Well, Mike and Andy ran into a leetle problem on their Excellent Adventure. It was called... the "Rest of the Legislature".
Haven't even read the Lansing rags yet (one was right on this, the other obviously received some really bad information), so we will just stick with the AP for the latest on Mike and Andy's lost weekend.
Besides the Senate Democrats declining to participate in any "back room deal" between the two... ahem... "leaders", it appears that the House has no intention of going along with the Senate Republican plans, either. Although they are planning on shooting for $1.2B in cuts, they also mention a little thing called "revenue". And my oh my has the tone radically changed from this morning, like the buzz has worn off, and the hangover has begun.
And you can forget about moving budgets anytime soon.

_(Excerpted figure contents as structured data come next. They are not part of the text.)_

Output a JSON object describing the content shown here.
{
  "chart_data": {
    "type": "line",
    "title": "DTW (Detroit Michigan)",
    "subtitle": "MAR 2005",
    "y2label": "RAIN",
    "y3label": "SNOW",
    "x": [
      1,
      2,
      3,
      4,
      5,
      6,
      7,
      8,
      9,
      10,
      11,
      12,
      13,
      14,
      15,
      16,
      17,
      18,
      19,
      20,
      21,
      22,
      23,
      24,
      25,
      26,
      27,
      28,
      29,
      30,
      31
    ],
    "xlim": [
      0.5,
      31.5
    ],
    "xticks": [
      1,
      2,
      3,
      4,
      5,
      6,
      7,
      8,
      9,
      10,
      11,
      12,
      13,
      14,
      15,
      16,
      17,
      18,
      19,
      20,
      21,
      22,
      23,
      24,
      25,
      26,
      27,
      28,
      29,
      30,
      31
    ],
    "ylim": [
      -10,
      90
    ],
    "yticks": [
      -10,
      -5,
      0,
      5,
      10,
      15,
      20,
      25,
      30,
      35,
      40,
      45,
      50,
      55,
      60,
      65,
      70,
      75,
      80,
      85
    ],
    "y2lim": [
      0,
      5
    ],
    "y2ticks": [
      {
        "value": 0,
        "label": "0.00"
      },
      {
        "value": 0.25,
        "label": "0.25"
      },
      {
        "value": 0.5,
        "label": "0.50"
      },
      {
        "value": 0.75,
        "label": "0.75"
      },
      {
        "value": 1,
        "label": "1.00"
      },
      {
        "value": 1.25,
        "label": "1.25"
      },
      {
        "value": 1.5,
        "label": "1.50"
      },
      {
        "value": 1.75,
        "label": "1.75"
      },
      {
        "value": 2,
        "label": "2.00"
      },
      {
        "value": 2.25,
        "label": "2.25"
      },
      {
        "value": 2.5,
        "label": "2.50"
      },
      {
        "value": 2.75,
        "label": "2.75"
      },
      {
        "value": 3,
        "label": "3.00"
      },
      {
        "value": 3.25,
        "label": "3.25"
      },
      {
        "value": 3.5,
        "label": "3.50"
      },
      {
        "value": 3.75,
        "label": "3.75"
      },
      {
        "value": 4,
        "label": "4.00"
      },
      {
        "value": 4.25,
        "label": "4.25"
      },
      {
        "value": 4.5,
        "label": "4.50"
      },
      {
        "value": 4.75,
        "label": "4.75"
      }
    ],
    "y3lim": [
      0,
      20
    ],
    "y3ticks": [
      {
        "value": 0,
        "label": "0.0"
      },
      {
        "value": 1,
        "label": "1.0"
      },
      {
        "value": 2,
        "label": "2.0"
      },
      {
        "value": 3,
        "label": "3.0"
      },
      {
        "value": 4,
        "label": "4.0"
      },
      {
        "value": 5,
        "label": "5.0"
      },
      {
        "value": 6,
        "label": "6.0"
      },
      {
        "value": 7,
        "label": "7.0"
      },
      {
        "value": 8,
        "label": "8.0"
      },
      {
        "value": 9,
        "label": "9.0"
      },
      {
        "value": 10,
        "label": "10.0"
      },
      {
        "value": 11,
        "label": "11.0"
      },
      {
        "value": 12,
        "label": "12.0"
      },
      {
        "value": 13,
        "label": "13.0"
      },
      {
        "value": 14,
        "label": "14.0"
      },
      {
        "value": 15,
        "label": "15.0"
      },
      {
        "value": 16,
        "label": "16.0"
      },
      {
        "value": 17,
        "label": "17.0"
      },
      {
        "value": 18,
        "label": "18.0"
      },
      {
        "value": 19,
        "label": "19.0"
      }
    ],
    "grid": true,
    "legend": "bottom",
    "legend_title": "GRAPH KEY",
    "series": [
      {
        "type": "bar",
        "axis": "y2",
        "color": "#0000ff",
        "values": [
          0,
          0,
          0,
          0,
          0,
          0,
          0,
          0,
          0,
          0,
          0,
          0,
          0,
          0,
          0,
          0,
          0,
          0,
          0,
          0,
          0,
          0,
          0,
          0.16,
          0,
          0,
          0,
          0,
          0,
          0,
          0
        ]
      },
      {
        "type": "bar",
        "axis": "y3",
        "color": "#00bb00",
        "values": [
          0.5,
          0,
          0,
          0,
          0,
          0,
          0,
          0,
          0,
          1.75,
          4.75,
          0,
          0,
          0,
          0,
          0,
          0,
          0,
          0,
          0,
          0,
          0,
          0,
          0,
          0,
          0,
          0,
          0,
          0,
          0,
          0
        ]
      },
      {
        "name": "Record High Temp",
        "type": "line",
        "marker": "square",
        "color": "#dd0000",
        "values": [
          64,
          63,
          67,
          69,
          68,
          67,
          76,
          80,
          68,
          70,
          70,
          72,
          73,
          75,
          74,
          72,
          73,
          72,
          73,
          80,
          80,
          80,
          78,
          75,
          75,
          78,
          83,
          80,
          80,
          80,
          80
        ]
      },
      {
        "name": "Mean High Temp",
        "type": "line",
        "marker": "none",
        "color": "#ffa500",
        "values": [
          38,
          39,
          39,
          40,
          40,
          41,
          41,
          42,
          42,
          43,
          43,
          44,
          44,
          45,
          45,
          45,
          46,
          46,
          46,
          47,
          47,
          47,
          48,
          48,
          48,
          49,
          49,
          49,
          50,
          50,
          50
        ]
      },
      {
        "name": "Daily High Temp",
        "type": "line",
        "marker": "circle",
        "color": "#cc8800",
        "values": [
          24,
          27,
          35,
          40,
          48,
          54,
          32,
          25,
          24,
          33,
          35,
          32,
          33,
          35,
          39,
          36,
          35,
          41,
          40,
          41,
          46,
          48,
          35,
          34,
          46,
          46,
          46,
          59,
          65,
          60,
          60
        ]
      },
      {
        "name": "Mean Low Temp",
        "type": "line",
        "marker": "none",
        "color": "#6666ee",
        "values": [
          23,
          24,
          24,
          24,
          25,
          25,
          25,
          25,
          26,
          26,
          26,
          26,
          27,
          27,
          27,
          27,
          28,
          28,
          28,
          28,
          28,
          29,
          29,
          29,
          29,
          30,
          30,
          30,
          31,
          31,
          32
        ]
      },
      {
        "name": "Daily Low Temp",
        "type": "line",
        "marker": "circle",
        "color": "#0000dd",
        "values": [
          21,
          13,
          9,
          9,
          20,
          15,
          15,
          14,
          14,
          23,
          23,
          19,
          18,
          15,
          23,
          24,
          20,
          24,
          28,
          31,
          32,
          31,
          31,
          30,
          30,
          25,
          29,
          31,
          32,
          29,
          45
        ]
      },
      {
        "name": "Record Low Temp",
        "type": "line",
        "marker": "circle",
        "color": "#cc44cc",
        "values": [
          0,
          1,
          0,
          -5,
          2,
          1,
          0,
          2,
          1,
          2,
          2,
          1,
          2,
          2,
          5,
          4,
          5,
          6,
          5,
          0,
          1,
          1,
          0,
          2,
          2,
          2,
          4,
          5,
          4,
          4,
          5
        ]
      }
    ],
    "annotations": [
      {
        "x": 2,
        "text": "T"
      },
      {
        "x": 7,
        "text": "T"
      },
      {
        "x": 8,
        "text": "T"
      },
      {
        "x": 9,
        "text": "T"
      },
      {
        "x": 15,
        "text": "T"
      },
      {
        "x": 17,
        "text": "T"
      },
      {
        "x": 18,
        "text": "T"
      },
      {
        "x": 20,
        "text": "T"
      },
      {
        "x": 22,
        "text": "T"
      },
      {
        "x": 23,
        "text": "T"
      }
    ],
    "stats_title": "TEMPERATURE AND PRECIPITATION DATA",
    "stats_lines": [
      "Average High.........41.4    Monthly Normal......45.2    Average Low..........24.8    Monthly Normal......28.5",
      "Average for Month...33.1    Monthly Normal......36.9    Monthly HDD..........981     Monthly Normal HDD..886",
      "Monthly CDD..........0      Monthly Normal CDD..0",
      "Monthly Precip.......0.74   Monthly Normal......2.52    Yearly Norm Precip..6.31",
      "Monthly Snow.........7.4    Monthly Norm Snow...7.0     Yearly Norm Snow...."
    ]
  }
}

Dillon, of Redford Township, told reporters he wanted House-Senate conference committees to start meeting Tuesday or first thing Wednesday. But no hearings were scheduled, and Dillon did not appoint members to the panels.
Bishop told reporters that House and Senate Appropriations Committee members negotiating individual budget bills were expected to shoot for at least $1.2 billion in Senate-approved cuts as their target. Yet he added: "We don't know if those meetings are going to be fruitful."
Dillon said he was prepared to pass "very difficult" budget bills.
"But I need some comfort that I'm going to protect those values of the Democratic House and the governor," he said.
House Appropriations Chairman George Cushingberry Jr., D-Detroit, said the intent was for the House to pass $1.2 billion in cuts, but not necessarily the same reductions the Senate approved months ago. The House would pass tax proposals to offset some cuts, he said.
Looks like someone stepped up in the House and said "no" to Mike and Andy's Excellent Plan. Good. Now everyone is settling down and looking at a little thing called "reality".
Dillon, who met with Granholm Tuesday, said House Democrats were studying which of her tax proposals they could support.
Asked if the governor told him she would veto a budget with only cuts and not additional tax revenue, Dillon said "she's aware of the strategy, where we're heading and she's keeping an open mind."
Granholm spokeswoman Liz Boyd said the Senate cuts would go too far.
Bet that was an Excellent Meeting. Not.